El gobernador de la Provincia de Buenos Aires, Axel Kicillof, encabezó este jueves en Quequén la tercera «Conferencia de Verano» de 2026.
Acompañado por el intendente de Necochea, Arturo Rojas, y el ministro de Producción, Augusto Costa, el mandatario buscó equilibrar una agenda marcada por el impulso al turismo y un creciente conflicto de intereses en la terminal portuaria.
Un escenario de contrastes: Turismo y crisis
Durante su alocución, Kicillof destacó el esfuerzo de los prestadores turísticos frente a un panorama económico adverso.
“Esto me llena de orgullo y emoción; sé que es producto del trabajo que se viene haciendo y la comprensión de la mayoría de la sociedad”, afirmó.
Sin embargo, no ahorró críticas hacia la gestión del presidente Javier Milei, advirtiendo que “desde que llegó Milei, se pierde un puesto de trabajo cada 4 minutos”.
Por su parte, el intendente Arturo Rojas resaltó la figura del Gobernador como un interlocutor presente: “Es importante tener un gobernador que escucha, a diferencia del Estado nacional, donde lamentablemente no hay ningún canal de diálogo”.
La «grieta» por el elevador de granos
Detrás de la postal veraniega, la visita de Kicillof estuvo signada por la controversia sobre la concesión de la Terminal Quequén S.A.
Tras el vencimiento de la prórroga del contrato en noviembre pasado, la Provincia impulsa una licitación que incluye una “reserva de carga” del 30% para pequeños productores.

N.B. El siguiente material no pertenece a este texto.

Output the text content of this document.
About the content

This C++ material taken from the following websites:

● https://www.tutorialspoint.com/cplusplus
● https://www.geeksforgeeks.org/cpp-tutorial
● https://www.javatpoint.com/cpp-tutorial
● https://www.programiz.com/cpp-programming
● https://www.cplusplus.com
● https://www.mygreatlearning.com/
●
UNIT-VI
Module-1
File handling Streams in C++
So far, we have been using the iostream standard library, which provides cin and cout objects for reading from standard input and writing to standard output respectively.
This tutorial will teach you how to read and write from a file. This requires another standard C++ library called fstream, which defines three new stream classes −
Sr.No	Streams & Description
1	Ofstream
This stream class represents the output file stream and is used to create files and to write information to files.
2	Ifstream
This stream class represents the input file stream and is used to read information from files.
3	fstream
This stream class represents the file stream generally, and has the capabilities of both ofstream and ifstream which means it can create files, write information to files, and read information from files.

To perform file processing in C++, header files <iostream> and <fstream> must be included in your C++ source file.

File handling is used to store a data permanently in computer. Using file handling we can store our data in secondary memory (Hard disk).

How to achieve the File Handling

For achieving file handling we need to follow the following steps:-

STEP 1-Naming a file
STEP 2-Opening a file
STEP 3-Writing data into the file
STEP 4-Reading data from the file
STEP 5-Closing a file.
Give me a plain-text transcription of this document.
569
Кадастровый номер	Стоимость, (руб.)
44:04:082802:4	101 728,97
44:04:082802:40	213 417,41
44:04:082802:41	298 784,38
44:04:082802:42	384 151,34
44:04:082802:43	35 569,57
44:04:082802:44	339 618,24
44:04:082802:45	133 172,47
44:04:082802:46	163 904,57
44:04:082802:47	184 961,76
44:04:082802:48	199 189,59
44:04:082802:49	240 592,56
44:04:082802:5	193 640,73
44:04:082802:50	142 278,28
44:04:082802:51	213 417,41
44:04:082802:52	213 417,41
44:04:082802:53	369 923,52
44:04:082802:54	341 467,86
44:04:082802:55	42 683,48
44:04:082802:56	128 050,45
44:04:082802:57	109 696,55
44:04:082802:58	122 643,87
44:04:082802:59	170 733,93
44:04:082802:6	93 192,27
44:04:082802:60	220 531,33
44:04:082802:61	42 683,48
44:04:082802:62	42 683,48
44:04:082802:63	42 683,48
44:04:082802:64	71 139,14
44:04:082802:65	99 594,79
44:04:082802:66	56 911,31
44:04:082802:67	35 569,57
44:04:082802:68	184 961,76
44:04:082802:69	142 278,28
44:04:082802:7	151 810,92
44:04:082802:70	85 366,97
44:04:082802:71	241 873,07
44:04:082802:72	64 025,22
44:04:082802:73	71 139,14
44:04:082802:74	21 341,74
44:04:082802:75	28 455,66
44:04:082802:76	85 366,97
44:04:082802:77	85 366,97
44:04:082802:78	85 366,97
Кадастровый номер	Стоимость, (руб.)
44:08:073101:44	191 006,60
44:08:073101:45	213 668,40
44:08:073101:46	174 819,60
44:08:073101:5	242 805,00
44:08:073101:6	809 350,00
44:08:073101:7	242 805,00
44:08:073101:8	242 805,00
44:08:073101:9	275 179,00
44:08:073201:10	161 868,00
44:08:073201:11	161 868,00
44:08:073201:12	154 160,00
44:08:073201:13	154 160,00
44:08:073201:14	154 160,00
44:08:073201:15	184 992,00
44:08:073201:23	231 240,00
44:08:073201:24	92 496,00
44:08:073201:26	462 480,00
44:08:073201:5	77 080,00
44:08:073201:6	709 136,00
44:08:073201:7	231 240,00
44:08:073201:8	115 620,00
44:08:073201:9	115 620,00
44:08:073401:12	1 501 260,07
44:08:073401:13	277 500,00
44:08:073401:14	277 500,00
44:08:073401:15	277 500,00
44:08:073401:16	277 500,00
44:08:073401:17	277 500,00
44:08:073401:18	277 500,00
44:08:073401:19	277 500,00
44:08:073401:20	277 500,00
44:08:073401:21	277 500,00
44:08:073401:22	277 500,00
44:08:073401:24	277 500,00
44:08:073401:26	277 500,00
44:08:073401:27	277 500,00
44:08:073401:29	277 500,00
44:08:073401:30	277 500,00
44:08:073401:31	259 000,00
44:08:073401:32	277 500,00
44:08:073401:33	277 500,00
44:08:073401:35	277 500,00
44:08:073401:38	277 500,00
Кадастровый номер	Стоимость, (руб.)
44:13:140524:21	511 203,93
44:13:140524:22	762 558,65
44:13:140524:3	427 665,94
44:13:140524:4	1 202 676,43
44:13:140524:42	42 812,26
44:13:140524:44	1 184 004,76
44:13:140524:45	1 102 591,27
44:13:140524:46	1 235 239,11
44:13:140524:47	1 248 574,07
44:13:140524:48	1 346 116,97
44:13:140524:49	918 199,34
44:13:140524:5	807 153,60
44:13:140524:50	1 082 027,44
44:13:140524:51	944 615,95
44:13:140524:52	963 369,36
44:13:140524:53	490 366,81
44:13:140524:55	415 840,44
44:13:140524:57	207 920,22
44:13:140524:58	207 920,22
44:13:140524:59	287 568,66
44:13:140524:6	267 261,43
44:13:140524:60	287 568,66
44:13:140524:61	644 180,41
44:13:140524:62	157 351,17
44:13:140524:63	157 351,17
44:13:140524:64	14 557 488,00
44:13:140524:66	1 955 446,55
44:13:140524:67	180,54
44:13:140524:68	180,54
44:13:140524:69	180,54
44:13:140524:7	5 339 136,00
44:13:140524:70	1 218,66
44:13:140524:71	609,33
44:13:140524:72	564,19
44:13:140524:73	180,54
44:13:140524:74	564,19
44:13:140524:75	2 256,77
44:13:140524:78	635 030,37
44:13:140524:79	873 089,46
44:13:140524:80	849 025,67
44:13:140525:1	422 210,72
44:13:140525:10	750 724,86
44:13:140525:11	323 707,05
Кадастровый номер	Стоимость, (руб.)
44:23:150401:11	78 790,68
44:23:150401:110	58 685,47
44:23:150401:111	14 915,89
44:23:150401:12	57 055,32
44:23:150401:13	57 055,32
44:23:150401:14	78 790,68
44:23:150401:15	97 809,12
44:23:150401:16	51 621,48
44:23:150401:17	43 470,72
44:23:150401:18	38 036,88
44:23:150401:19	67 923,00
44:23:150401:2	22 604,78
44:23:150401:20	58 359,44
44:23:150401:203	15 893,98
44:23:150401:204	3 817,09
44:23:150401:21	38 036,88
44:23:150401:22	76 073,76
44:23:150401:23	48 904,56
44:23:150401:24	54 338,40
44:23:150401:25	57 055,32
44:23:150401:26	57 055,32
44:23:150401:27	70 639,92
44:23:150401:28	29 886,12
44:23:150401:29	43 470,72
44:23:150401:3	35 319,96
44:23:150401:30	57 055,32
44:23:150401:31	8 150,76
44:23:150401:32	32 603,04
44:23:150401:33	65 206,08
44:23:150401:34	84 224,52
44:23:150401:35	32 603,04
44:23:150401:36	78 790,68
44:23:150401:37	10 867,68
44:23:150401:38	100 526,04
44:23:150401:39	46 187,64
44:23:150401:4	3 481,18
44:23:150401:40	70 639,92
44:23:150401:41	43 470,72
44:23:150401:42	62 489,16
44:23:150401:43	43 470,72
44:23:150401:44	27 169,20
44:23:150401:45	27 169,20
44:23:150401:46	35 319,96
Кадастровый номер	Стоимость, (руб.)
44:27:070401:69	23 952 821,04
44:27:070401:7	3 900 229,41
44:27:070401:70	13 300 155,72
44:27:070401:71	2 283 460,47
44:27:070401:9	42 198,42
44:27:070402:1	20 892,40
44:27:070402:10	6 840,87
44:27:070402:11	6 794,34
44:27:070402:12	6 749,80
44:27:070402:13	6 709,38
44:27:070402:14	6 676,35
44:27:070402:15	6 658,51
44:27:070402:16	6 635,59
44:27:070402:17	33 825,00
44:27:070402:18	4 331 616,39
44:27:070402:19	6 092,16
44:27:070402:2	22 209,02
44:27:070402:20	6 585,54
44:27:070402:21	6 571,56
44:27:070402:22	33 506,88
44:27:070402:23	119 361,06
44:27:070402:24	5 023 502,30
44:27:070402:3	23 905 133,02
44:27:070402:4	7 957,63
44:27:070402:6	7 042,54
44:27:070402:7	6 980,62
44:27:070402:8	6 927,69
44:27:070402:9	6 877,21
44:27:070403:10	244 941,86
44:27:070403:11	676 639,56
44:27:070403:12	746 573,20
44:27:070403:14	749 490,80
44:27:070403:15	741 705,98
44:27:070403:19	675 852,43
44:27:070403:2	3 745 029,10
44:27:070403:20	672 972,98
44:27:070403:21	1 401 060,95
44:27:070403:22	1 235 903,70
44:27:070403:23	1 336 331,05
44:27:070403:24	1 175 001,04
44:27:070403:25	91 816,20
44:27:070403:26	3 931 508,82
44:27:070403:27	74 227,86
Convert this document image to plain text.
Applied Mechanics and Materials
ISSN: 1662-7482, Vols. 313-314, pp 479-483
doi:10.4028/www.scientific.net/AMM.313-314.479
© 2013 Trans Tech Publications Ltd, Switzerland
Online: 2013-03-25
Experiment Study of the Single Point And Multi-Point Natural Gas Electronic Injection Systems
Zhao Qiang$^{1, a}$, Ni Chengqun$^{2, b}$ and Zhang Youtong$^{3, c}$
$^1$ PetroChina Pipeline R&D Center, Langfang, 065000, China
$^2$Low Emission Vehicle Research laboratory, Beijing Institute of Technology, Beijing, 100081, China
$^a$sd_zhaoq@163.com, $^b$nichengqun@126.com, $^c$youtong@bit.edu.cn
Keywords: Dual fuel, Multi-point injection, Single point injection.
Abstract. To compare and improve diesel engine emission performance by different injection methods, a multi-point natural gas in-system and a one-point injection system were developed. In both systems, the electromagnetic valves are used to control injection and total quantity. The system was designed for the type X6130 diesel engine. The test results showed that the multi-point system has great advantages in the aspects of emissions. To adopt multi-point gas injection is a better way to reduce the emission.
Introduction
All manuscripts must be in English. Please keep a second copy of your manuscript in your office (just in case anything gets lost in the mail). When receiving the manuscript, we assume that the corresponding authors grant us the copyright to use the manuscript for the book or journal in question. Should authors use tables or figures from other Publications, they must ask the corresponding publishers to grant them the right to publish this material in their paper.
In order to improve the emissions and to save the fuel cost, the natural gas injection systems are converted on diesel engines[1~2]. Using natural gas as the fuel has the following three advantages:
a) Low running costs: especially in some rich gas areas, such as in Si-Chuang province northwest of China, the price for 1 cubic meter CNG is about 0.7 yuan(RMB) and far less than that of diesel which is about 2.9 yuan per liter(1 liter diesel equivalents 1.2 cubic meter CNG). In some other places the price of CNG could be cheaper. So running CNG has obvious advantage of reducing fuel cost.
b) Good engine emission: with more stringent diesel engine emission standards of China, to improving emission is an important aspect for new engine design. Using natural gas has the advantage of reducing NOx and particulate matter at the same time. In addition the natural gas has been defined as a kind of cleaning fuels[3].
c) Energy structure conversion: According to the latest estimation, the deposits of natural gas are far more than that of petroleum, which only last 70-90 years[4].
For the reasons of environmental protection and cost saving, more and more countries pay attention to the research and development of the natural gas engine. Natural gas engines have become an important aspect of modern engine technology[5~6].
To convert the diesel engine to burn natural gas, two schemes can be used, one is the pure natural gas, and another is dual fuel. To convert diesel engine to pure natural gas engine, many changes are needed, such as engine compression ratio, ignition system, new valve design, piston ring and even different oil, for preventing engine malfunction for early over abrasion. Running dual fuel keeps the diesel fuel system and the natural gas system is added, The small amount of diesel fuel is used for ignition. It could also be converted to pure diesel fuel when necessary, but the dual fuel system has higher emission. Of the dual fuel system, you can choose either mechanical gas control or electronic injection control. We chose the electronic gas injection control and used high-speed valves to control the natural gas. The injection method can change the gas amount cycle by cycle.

Esta medida ha desatado un duro cruce:
- La postura provincial: El Ministerio de Producción sostiene que la iniciativa busca que los pequeños productores accedan al elevador sin depender de las grandes exportadoras, evitando que deban vender su mercadería a precios inferiores.
- El rechazo del agro: Las Sociedades Rurales del Sudeste tildaron la medida de «entrometimiento» y compararon la figura con una «Junta Provincial de Granos». Por su parte, José Martins, desde la Terminal, refutó la viabilidad técnica asegurando que los productores no exportan de forma directa.
Incertidumbre y cambios en el Consorcio
El conflicto portuario suma capas de complejidad con la situación institucional del Consorcio de Gestión. Tras la renuncia de Jimena López para asumir como diputada nacional, la conducción quedó de forma interina en manos de Mariano Daniel Carrillo (UATRE), quien busca mediar en un directorio tensionado por los plazos legales de una «licitación exprés» en plena época de cosecha.
A esto se le suman dos factores críticos que mantienen en alerta a la comunidad de Quequén:
- Seguridad: La empresa concesionaria admitió recientemente que no realizaba inspecciones internas en los silos, una omisión que generó fuertes críticas por el riesgo para bienes y vidas humanas.
- Concentración económica: La reciente fusión de los gigantes Bunge y Viterra ha consolidado a un nuevo «pulpo» agroexportador que domina el volumen de despacho en el puerto, concentrando el poder de mercado en la terminal.
Perspectivas
La jornada de Kicillof en Necochea y Quequén reafirma su estrategia de gestión de cercanía y liderazgo político dentro del PJ bonaerense, pero lo deja frente a un desafío logístico y económico de escala provincial: resolver el futuro del Puerto de Quequén sin fracturar la relación con uno de los sectores productivos más dinámicos de la región.